Second, most people who come here will spend thousands of dollars on their trip, including
airfare, accommodation, classes, milonga covers, etc. It’s natural to think that one must
get their money’s worth, and that this should include dances with the best local dancers
as well. Otherwise, we could all just stay at home, right?
Argentines, on the other hand, go to milongas to socialize — to hang out, talk with
friends, drink beer, and so on, from about 10-11 pm until way into the night. If they feel
like dancing a tanda, they will get up and dance one, but most likely only a handful of
times a night and usually with their friends from their table or group. (There are
exceptions, of course, but this is what we saw and heard in general.) Many locals at the
milongas are also involved with teaching tango, and they go out after having taught a
couple of group or private classes that day.
So, in most milongas, there are tourists really actively trying to get dances all the
time, and there are Argentines who would rather just be left alone. But this is just the
beginning of the differences. The rules (“codigos”) of asking up partners can be quite
confusing, too.
In the Palermo milongas, the cabeceo rules vary quite a bit. In Salon Canning partners are
asked mostly via cabeceo, in Practica X (which really functions as a milonga) or the
milongas at Villa Malcolm it’s a mixture of cabeceo and walking up to the lady, in La
Viruta it’s mostly directly asking her up — with the darkness and crowds it would really
be impossible cabeceo anyone across the dance floor.
In La Baldosa, a milonga visited almost exclusively by locals, people seemed to be dancing
mostly with those at their table, while at El Beso, men and women are seated separately.
In theory, this should make cabeceo easier, but there are so many tables and they are
placed so tightly together (with women seated in multiple rows behind one another) that
it’s often very difficult to cabeceo someone without the lady in front of her or behind
her misunderstanding the invitation.
To complicate things further, tango tourists as a group seem to have something of a bad
reputation here. Having danced in Canning a few times, I can really understand this one.
Most Argentines, regardless of their level of dancing, are quite good with navigation and
are aware of the line of dance, lanes, the space around them and other nearby couples.
(This is not only true on the dance floor — just watch them navigate a crowded Corrientes
sidewalk at rush hour.) Some tourists, however, cut in and out of lanes, crowd the couple
behind or in front of them, lead or follow high boleos, ganchos and other moves completely
inappropriate for a crowded milonga.

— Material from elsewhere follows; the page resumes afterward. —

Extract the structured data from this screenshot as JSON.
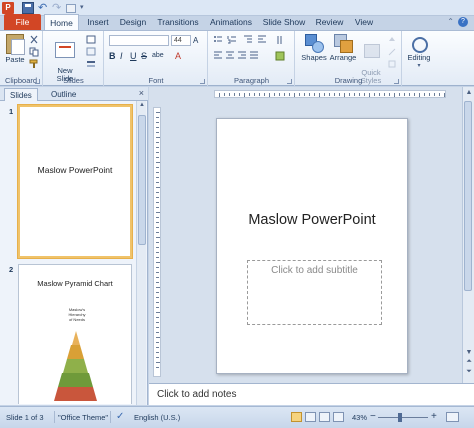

I can see how locals don’t want to take a chance on
someone they don’t know because of this. They have to see you dance a few times until they
can be pretty sure that you are able to lead or follow not just well, but safely.
This pretty much leaves the tourist with two options. You can spend your evening at the
milonga as if you were at home, trying to dance as much as possible with the other tango
tourists (most of whom are very high level dancers, and are also eager to dance a lot).
You are likely to be pleasantly surprised: there are lots of dancers who teach tango at
home or have a serious background in music or other movement modalities, which can lead to
truly wonderful dances. You can also try the local way: relax, get a drink, circulate,
make eye contact and chat with Argentines, and maybe after a while you will dance with
them as well. For this, at least an intermediate knowledge of Spanish is needed as most of
the locals don’t speak English or any other foreign language at a conversational level.